Similar to the original Phoenix Wright trilogy games, the first game, “Apollo Justice: Ace Attorney” was originally released on the Nintendo DS in 2007. It follows the beginning of Justice’s journey to become a great defense attorney, just like the original game, “Phoenix Wright: Ace Attorney”. Despite being an older game, it’s been remastered and upscaled to be more visually appealing. It follows the same gameplay style as the original games: a scene plays, you’re notified of a crime, and you explore different locations to interview witnesses and find clues to use in court. After extensive preparation, your day in court arrives. You either press information out of the witnesses, or find contradicting information from their testimonies using the evidence you collected. However, you can only error up to 6-7 times when presenting information in court. If you succeed, you will get a victory screen showing the judge on the podium, saying “Not Guilty.” Alternatively, the same screen will pop up if you fail, but it’ll say “Guilty” instead.

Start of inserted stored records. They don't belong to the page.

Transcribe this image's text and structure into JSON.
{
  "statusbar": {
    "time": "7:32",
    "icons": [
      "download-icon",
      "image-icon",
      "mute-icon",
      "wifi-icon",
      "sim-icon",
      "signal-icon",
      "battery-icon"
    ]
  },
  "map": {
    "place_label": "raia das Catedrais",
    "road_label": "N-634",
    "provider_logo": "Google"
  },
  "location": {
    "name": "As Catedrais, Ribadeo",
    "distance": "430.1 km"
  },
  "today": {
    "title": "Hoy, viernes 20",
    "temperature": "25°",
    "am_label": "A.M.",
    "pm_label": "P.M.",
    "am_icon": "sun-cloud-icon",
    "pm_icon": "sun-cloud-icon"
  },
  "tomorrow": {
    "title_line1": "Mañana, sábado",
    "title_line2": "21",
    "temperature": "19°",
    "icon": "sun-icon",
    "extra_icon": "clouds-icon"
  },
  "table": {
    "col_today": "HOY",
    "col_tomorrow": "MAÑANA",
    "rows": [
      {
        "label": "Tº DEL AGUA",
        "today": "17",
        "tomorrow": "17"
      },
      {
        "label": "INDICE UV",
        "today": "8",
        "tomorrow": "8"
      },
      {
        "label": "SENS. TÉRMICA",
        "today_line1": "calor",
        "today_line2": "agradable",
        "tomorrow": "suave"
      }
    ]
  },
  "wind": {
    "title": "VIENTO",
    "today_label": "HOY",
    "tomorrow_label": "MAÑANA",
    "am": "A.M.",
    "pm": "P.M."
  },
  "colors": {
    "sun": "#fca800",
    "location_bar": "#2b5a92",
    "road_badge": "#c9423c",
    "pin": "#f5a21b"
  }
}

However, when you’re in court questioning witnesses, there’s a new gameplay mechanic called “Perceive,” which is unique to Apollo’s character. It helps you spot “tells,” which are small things people do when they lie. It helps determine if a witness is being truthful, adding a new, dynamic element to the gameplay. The game also introduces a new, laid-back soundtrack that contains music from the original Phoenix Wright games, culminating in a nostalgic feel. As someone who played the original games, it’s cool to hear these songs again.

Originally released on the Nintendo 3DS, the second and third games, “Phoenix Wright: Ace Attorney: Dual Destinies” and “Phoenix Wright Ace Attorney: Spirit of Justice” introduce new visual changes. Despite removing “Apollo Justice” from the title, Apollo Justice is still a part of these games, appearing alongside Phoenix Wright.

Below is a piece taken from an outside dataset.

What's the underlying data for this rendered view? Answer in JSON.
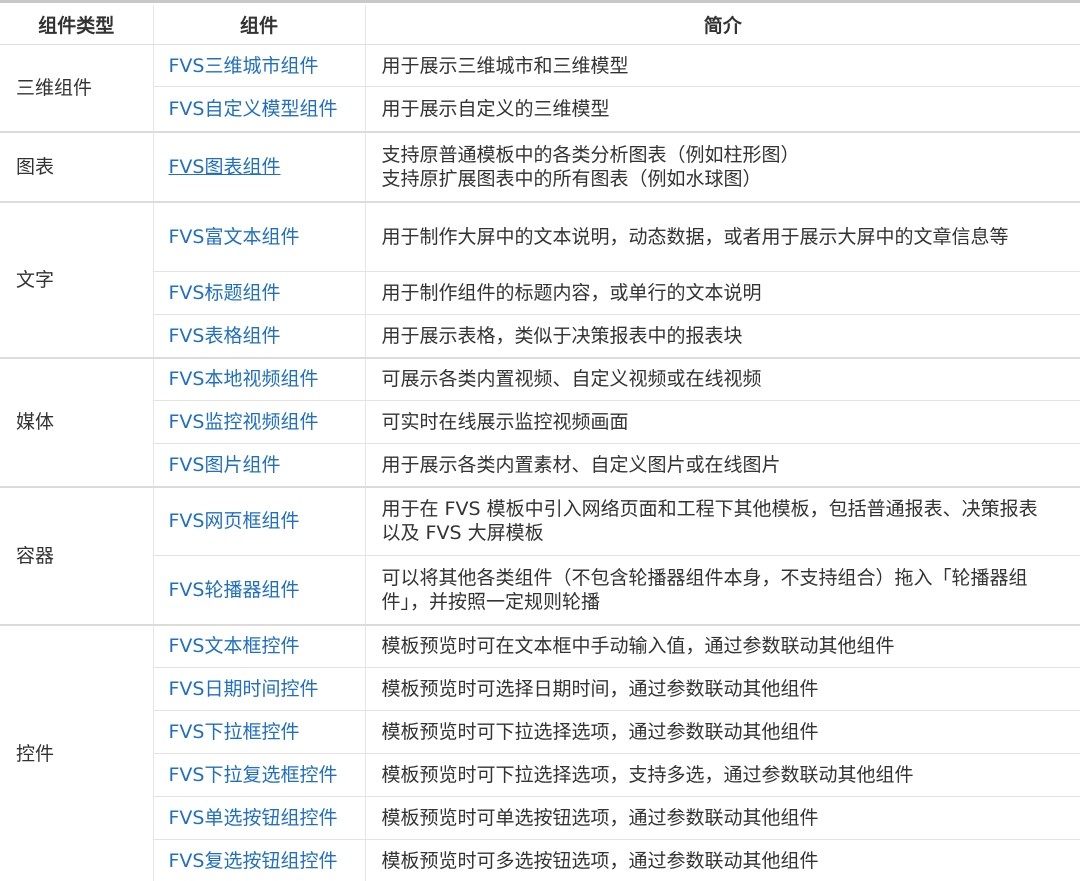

Both games have genuine “anime” cutscenes with voice lines and also feature 3D models for the characters instead of just 2D “sprites.” Even though things have changed visually since its original release on the 3DS, the gameplay is still relatively similar to the first game. The second game, “Dual Destinies” also introduces a new gameplay mechanic called the “Mood Matrix” which is a tool that is used to analyze the emotions of witnesses during testimonies. Additionally, the third game, Spirit of Justice, introduces a new setting for the game, taking place in the mystical kingdom of Khura’in, rather than the usual setting of the fictional version of Los Angeles.

Other interesting features that the game introduces include the ability to choose the different background music you hear when selecting a game, and the ability to play chapters from any game from the main menu. Previously, players would have to select the previous chapter of the game to access the different chapters. I think this is a cool feature, especially since I can just skip to any trial that I want, from any game I want to. 

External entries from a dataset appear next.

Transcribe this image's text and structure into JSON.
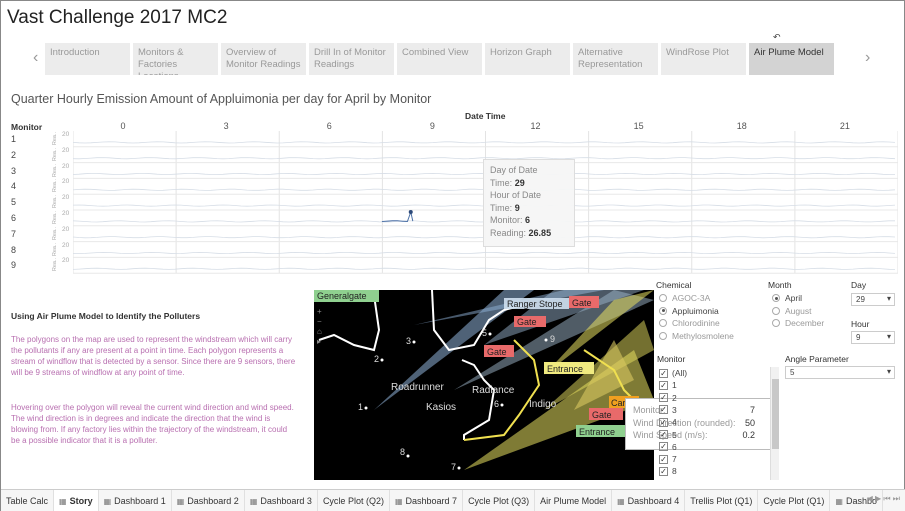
{
  "app_title": "Vast Challenge 2017 MC2",
  "icons": {
    "undo": "undo-icon",
    "prev": "chevron-left-icon",
    "next": "chevron-right-icon",
    "grid": "dashboard-grid-icon"
  },
  "story_tabs": [
    {
      "label": "Introduction"
    },
    {
      "label": "Monitors & Factories Locations"
    },
    {
      "label": "Overview of Monitor Readings"
    },
    {
      "label": "Drill In of Monitor Readings"
    },
    {
      "label": "Combined View"
    },
    {
      "label": "Horizon Graph"
    },
    {
      "label": "Alternative Representation"
    },
    {
      "label": "WindRose Plot"
    },
    {
      "label": "Air Plume Model"
    }
  ],
  "active_story_tab": 8,
  "chart": {
    "title": "Quarter Hourly Emission Amount of Appluimonia per day for April by Monitor",
    "x_header": "Date Time",
    "y_header": "Monitor",
    "mini_axis_label": "Rea..",
    "mini_axis_value": "20"
  },
  "chart_data": {
    "type": "line",
    "title": "Quarter Hourly Emission Amount of Appluimonia per day for April by Monitor",
    "xlabel": "Date Time",
    "ylabel": "Monitor",
    "x_ticks": [
      "0",
      "3",
      "6",
      "9",
      "12",
      "15",
      "18",
      "21"
    ],
    "xlim": [
      0,
      24
    ],
    "monitors": [
      "1",
      "2",
      "3",
      "4",
      "5",
      "6",
      "7",
      "8",
      "9"
    ],
    "highlight": {
      "monitor": "6",
      "day": 29,
      "hour": 9,
      "reading": 26.85
    }
  },
  "tooltip_reading": {
    "rows": [
      {
        "label": "Day of Date",
        "value": ""
      },
      {
        "label": "Time:",
        "value": "29"
      },
      {
        "label": "Hour of Date",
        "value": ""
      },
      {
        "label": "Time:",
        "value": "9"
      },
      {
        "label": "Monitor:",
        "value": "6"
      },
      {
        "label": "Reading:",
        "value": "26.85"
      }
    ]
  },
  "description": {
    "heading": "Using Air Plume Model to Identify the Polluters",
    "para1": "The polygons on the map are used to represent the windstream which will carry the pollutants if any are present at a point in time. Each polygon represents a stream of windflow that is detected by a sensor. Since there are 9 sensors, there will be 9 streams of windflow at any point of time.",
    "para2": "Hovering over the polygon will reveal the current wind direction and wind speed. The wind direction is in degrees and indicate the direction that the wind is blowing from. If any factory lies within the trajectory of the windstream, it could be a possible indicator that it is a polluter."
  },
  "map": {
    "factories": {
      "generalgate": "Generalgate",
      "ranger": "Ranger Stope",
      "gate_top": "Gate",
      "gate_a": "Gate",
      "gate_b": "Gate",
      "gate_c": "Gate",
      "entrance_a": "Entrance",
      "entrance_b": "Entrance",
      "car": "Car"
    },
    "places": {
      "roadrunner": "Roadrunner",
      "kasios": "Kasios",
      "radiance": "Radiance",
      "indigo": "Indigo"
    },
    "sensors": [
      "1",
      "2",
      "3",
      "4",
      "5",
      "6",
      "7",
      "8",
      "9"
    ],
    "zoom_icons": [
      "zoom-in-icon",
      "zoom-out-icon",
      "home-icon",
      "pan-icon"
    ]
  },
  "tooltip_wind": {
    "rows": [
      {
        "label": "Monitor:",
        "value": "7"
      },
      {
        "label": "Wind Direction (rounded):",
        "value": "50"
      },
      {
        "label": "Wind Speed (m/s):",
        "value": "0.2"
      }
    ]
  },
  "filters": {
    "chemical_label": "Chemical",
    "chemicals": [
      {
        "label": "AGOC-3A",
        "selected": false
      },
      {
        "label": "Appluimonia",
        "selected": true
      },
      {
        "label": "Chlorodinine",
        "selected": false
      },
      {
        "label": "Methylosmolene",
        "selected": false
      }
    ],
    "month_label": "Month",
    "months": [
      {
        "label": "April",
        "selected": true
      },
      {
        "label": "August",
        "selected": false
      },
      {
        "label": "December",
        "selected": false
      }
    ],
    "day_label": "Day",
    "day_value": "29",
    "hour_label": "Hour",
    "hour_value": "9",
    "angle_label": "Angle Parameter",
    "angle_value": "5",
    "monitor_label": "Monitor",
    "monitors": [
      "(All)",
      "1",
      "2",
      "3",
      "4",
      "5",
      "6",
      "7",
      "8"
    ]
  },
  "sheet_tabs": [
    {
      "label": "Table Calc",
      "icon": false
    },
    {
      "label": "Story",
      "icon": true,
      "active": true
    },
    {
      "label": "Dashboard 1",
      "icon": true
    },
    {
      "label": "Dashboard 2",
      "icon": true
    },
    {
      "label": "Dashboard 3",
      "icon": true
    },
    {
      "label": "Cycle Plot (Q2)",
      "icon": false
    },
    {
      "label": "Dashboard 7",
      "icon": true
    },
    {
      "label": "Cycle Plot (Q3)",
      "icon": false
    },
    {
      "label": "Air Plume Model",
      "icon": false
    },
    {
      "label": "Dashboard 4",
      "icon": true
    },
    {
      "label": "Trellis Plot (Q1)",
      "icon": false
    },
    {
      "label": "Cycle Plot (Q1)",
      "icon": false
    },
    {
      "label": "Dashbo",
      "icon": true
    }
  ],
  "colors": {
    "accent": "#4a6fa5",
    "plume_blue": "#8fb2d8",
    "plume_yellow": "#e8e060",
    "factory_red": "#e86a6a",
    "factory_green": "#7ec87e",
    "text_purple": "#b86fb0"
  }
}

If you’re stuck trying to find out what to do within all three games or are feeling a bit bored, but want to know how the story goes, you can turn on the new feature called “Story Mode.” This mode plays the game for you and allows the player to watch, an appealing mechanic for new, experienced players of the Ace Attorney franchise. I find this helpful because it gets rid of the process of going on YouTube to figure out what to do.

Finally, the game introduces a “Museum” tab with four sections: “Orchestra Hall,” “Art Library,” “Animation Studio,” and “Accolades.” With this feature, you can enjoy your favorite music, explore art, and engage in court scenarios while viewing your achievements across the three games. I enjoy going through the “Animation Studio” and going through all the facial expressions each character has. On top of that, I love listening to the laid-back music in the Ace Attorney series. The remaster adds new elements, making each challenge enjoyable as it tests your evidence-gathering and courtroom skills.

The interesting, mysterious, and confusing trials of “Apollo Justice: Ace Attorney Trilogy” continue to pull me back in. There are many different lovable characters and stories are fun and interesting to play through. Ever since I played “Phoenix Wright: Ace Attorney,” the Ace Attorney franchise has had a special place in my heart and this collection of games is no different.